The World Health Assembly meets in the assembly hall of the Palace of Nations, in Geneva (Switzerland).
The World Health Assembly meets in the assembly hall of the Palace of Nations, in Geneva (Switzerland).

The British Government has marked a significant shift in attitude by voting against a motion which it said “politicised” medical access for Palestinians.

It follows a vote at the 70th World Health Assembly in Geneva on Thursday, in which the UK joined the US, Australia, Canada, Israel, Guatemala and Togo in opposition to a call for improved health provisions for Palestinians.

The decision marks a notable change in the UK’s voting since last year, when the Government voted in favour of a similar motion judged by many as much more political, since it included reference to “barriers to health access” and “damage to medical infrastructure”.

In a statement made at the Geneva meeting, the British representative said the Government was voting against the motion was because Israel was being singled out by the World Health Organisation.
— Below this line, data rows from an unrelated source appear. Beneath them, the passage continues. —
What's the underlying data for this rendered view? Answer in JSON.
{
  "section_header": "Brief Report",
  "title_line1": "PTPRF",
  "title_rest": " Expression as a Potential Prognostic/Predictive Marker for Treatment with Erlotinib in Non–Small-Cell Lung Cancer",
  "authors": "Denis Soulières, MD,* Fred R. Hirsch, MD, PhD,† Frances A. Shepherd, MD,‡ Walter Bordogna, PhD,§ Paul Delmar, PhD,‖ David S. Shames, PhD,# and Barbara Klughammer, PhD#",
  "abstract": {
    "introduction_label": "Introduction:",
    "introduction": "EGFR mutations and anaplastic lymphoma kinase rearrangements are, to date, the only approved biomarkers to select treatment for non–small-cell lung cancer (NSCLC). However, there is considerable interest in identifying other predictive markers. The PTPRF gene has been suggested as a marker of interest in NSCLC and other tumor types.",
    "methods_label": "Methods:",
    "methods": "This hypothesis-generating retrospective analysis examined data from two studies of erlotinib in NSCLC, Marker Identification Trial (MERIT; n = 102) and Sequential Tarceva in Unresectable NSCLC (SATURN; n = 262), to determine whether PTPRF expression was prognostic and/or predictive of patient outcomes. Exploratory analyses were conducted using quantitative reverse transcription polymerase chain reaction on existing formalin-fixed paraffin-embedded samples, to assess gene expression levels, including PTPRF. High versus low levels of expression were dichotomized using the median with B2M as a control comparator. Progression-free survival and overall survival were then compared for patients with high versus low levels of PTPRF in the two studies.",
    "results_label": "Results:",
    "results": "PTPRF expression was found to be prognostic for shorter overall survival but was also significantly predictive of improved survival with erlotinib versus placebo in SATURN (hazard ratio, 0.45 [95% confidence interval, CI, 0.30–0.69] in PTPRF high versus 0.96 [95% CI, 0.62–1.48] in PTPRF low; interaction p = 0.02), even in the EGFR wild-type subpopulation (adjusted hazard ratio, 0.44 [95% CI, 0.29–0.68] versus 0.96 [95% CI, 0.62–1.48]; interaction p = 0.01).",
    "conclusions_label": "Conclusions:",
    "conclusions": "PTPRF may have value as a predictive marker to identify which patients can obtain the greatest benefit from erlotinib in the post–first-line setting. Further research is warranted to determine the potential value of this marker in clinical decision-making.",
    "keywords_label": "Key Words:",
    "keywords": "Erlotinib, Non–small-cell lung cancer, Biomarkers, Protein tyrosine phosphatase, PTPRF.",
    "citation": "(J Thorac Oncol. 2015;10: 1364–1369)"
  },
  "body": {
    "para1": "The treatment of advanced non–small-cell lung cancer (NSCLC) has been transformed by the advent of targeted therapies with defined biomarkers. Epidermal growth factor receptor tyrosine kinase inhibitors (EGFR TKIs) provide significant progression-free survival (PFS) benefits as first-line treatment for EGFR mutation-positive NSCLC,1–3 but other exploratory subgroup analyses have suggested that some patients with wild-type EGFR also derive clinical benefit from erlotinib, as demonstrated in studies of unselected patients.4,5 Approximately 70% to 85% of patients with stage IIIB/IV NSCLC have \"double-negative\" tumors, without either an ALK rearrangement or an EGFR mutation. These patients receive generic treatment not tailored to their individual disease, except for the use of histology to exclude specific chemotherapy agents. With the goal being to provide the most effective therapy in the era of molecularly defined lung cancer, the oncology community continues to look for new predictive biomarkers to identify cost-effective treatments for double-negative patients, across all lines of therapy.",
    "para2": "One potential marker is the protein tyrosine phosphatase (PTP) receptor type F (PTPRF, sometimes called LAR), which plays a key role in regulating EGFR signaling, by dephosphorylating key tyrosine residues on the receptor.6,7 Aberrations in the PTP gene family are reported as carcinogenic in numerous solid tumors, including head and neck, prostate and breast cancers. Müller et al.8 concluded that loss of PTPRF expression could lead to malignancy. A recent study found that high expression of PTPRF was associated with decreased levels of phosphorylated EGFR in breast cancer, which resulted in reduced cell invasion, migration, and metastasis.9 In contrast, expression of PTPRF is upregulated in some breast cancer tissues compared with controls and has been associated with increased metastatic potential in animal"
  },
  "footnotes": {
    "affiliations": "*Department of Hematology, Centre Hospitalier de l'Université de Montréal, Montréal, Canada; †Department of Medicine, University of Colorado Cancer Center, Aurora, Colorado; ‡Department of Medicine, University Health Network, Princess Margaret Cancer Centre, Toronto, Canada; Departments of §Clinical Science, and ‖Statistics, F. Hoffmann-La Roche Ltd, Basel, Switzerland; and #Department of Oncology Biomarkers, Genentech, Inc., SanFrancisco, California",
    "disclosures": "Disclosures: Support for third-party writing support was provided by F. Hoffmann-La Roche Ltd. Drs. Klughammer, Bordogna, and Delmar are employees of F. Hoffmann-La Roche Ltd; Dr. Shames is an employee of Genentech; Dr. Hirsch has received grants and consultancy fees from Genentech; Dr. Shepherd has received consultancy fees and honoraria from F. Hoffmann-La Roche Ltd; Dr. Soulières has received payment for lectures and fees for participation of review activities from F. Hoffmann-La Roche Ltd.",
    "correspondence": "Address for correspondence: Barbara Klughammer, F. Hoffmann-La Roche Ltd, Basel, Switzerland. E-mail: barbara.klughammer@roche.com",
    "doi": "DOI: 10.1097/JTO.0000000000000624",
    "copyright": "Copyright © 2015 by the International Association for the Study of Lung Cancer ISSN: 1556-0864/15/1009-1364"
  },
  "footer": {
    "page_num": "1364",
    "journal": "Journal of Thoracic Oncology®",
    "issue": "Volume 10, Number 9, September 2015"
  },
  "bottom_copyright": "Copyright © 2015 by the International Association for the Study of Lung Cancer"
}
“We do not have decisions in the World Health Assembly relating to every conflict, or civil war, or political stalemate around the world – this is the only one,” they said.

“This is the World Health Assembly, not the UN General Assembly. The WHO is one of the world’s most important technical agencies. It should not be a place where we argue over geopolitics. If we politicise the WHO, we do so at our peril.”

The Board of Deputies welcomed the Government’s stance on the motion, which carried by an overwhelming majority, and which calls for improved access to medical care in Palestinian territories as well as the Golan Heights.

It follows the publication of a study earlier this month in which researchers report that mental health among Palestinian children is among the highest rates in the world, with 54 percent of Palestinian boys and 46 percent of Palestinian girls aged 6-12 deemed to have emotional and behavioural disorders.